The problem is that I get an error saying ID1029 The custom type is not suitable because it does not extend the correct base class in the get AuthorizationManager static property. Do you have any idea what could be my mistake here ? Probably has to do with loading from configuration while it has been added by AuthConfig.Configure ?

leastprivilege commented 10 years ago

This is a known problem - use the static CustomAuthorizationManager property on ClaimsAuthorization to set your specific authorization manager instance (or move to the new OWIN based one if you are using OWIN hosting)

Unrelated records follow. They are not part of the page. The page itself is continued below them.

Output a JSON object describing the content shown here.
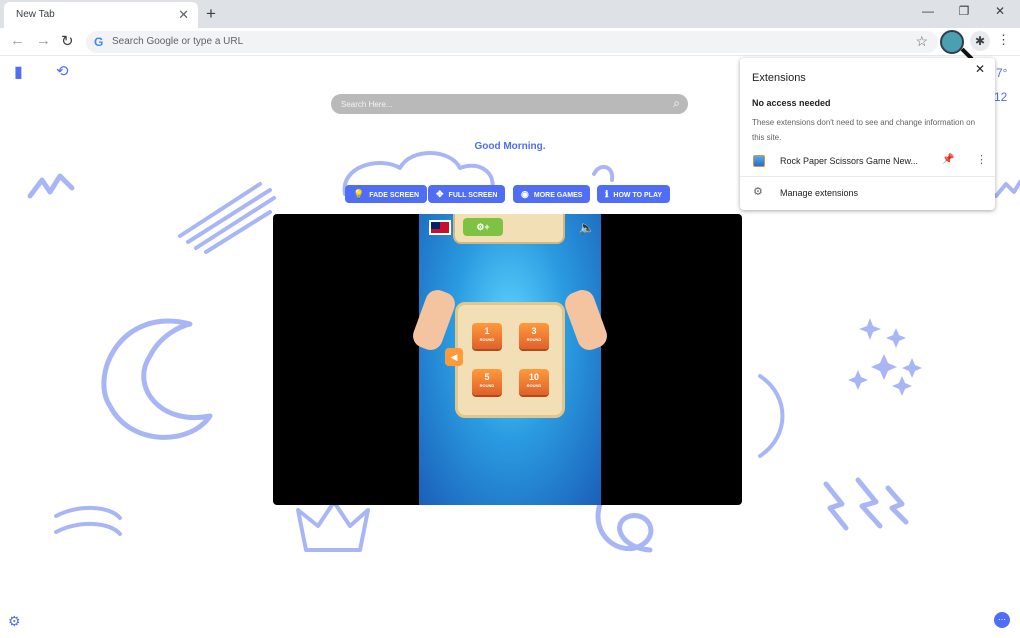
{
  "browser": {
    "tab_title": "New Tab",
    "tab_close": "✕",
    "new_tab": "+",
    "omnibox_placeholder": "Search Google or type a URL",
    "back": "←",
    "forward": "→",
    "reload": "↻",
    "minimize": "—",
    "restore": "❐",
    "close": "✕",
    "google_g": "G",
    "star": "☆",
    "puzzle": "✱",
    "menu": "⋮"
  },
  "page": {
    "search_placeholder": "Search Here...",
    "greeting": "Good Morning.",
    "buttons": {
      "fade_screen": "FADE SCREEN",
      "full_screen": "FULL SCREEN",
      "more_games": "MORE GAMES",
      "how_to_play": "HOW TO PLAY"
    },
    "weather_temp": "7°",
    "weather_other": "12"
  },
  "game": {
    "rounds": [
      {
        "number": "1",
        "label": "ROUND"
      },
      {
        "number": "3",
        "label": "ROUND"
      },
      {
        "number": "5",
        "label": "ROUND"
      },
      {
        "number": "10",
        "label": "ROUND"
      }
    ],
    "pill_text": "⚙+",
    "back": "◀",
    "sound": "🔈"
  },
  "extensions_popup": {
    "title": "Extensions",
    "close": "✕",
    "subtitle": "No access needed",
    "description": "These extensions don't need to see and change information on this site.",
    "item_name": "Rock Paper Scissors Game New...",
    "manage": "Manage extensions"
  },
  "colors": {
    "accent": "#4f6df5",
    "doodle": "#a9b6f6",
    "chrome_bg": "#dee1e6"
  }
}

cotepatrice commented 10 years ago

Good ! I've moved to OWIN based solution as recommended and it works fine. Thanks for the quick response.

Vinchenzo24 commented 9 years ago

I know its been a while, but I just ran into this for a silly reason, in my web.config file I had used the wrong XML tag for the Authorisation. claimsAuthenticationManager instead of claimsAuthorizationManager.